ABSTRACT

In this chapter, the authors proposed a theoretical framework of Chinese achievement goals and argued that, in the societies influenced by Confucian culture, people are expected to continuously expend great effort to achieve a special kind of goals: vertical goals. A vertical goal is socially constructed and is characterized by high expectations from significant others and strong sense of role obligation. In those societies, pursuing academic achievement is often regarded as a student’s vertical goal. Therefore, when pursuing academic goals, students may develop two beliefs about effort: obligation-oriented belief of effort (i.e., believing that effort-making is a student’s role obligation) and improvement-oriented belief of effort (i.e., believing that effort can conquer one’s limitations and improve one’s academic performance).
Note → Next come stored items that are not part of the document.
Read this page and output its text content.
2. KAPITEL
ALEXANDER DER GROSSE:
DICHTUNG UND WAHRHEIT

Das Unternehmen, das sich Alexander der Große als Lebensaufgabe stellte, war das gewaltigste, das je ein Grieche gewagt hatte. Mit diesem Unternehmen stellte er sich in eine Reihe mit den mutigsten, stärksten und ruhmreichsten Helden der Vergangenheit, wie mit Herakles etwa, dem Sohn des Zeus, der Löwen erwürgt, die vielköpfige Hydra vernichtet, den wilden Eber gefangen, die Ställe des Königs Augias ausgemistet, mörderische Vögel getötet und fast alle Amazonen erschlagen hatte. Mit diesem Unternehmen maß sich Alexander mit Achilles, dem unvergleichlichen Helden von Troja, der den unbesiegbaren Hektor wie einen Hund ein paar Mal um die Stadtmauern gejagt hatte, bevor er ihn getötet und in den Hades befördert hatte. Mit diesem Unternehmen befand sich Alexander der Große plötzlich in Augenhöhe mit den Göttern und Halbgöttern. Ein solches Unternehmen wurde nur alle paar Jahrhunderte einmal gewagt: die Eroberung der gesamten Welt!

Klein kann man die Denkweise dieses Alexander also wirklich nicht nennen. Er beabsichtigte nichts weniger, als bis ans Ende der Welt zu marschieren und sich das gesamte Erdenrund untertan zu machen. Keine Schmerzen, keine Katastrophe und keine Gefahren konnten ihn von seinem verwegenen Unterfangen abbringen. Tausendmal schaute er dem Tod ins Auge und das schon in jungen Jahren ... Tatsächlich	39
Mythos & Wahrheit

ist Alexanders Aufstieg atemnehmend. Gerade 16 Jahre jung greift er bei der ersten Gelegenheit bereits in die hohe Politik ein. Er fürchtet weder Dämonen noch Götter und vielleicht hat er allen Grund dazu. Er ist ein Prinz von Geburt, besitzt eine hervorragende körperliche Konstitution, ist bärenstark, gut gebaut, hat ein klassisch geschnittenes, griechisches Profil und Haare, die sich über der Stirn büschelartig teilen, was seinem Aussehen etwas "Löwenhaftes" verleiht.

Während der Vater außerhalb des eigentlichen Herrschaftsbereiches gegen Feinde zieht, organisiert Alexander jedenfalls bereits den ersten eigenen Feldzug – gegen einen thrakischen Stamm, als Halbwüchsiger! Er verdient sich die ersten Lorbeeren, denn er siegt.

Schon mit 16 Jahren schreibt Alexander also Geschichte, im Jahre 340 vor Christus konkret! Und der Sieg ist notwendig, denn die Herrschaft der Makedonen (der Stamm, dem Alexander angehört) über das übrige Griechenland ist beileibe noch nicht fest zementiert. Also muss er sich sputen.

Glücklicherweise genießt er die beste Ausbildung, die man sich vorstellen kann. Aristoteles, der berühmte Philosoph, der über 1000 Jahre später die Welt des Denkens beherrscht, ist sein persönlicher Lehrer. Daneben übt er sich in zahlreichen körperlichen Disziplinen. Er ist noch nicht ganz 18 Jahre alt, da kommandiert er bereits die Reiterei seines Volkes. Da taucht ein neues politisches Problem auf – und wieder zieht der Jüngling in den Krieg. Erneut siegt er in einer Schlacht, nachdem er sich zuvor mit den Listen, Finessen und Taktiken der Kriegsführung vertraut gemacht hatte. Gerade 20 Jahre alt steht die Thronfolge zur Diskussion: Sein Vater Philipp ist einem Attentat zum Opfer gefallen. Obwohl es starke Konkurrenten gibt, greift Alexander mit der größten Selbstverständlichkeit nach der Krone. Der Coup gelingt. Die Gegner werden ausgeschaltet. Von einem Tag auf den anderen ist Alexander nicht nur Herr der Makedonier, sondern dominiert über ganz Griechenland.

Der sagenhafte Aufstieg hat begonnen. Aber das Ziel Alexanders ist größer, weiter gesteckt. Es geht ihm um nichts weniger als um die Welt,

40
The main aim of the study is to investigate the predictive effects of undergraduates’ beliefs of effort on their emotional, attributional, and behavioral reactions toward academic failure. A total of 475 undergraduates from five universities in Taiwan participated in this study. Participants were asked to recall an academic failure event and answer about their indebtedness feelings to oneself/parents, effort attribution, and striving behavior after the failure event. Results showed that (1) students’ obligation-oriented belief of effort was positively correlated with their indebtedness feelings to oneself/parents and striving behavior after academic failure, (2) students’ improvement-oriented belief of effort was positively correlated with their effort attribution and indebtedness feelings to oneself, and (3) students’ belief about entity theory of intelligence was negatively correlated with their effort attribution.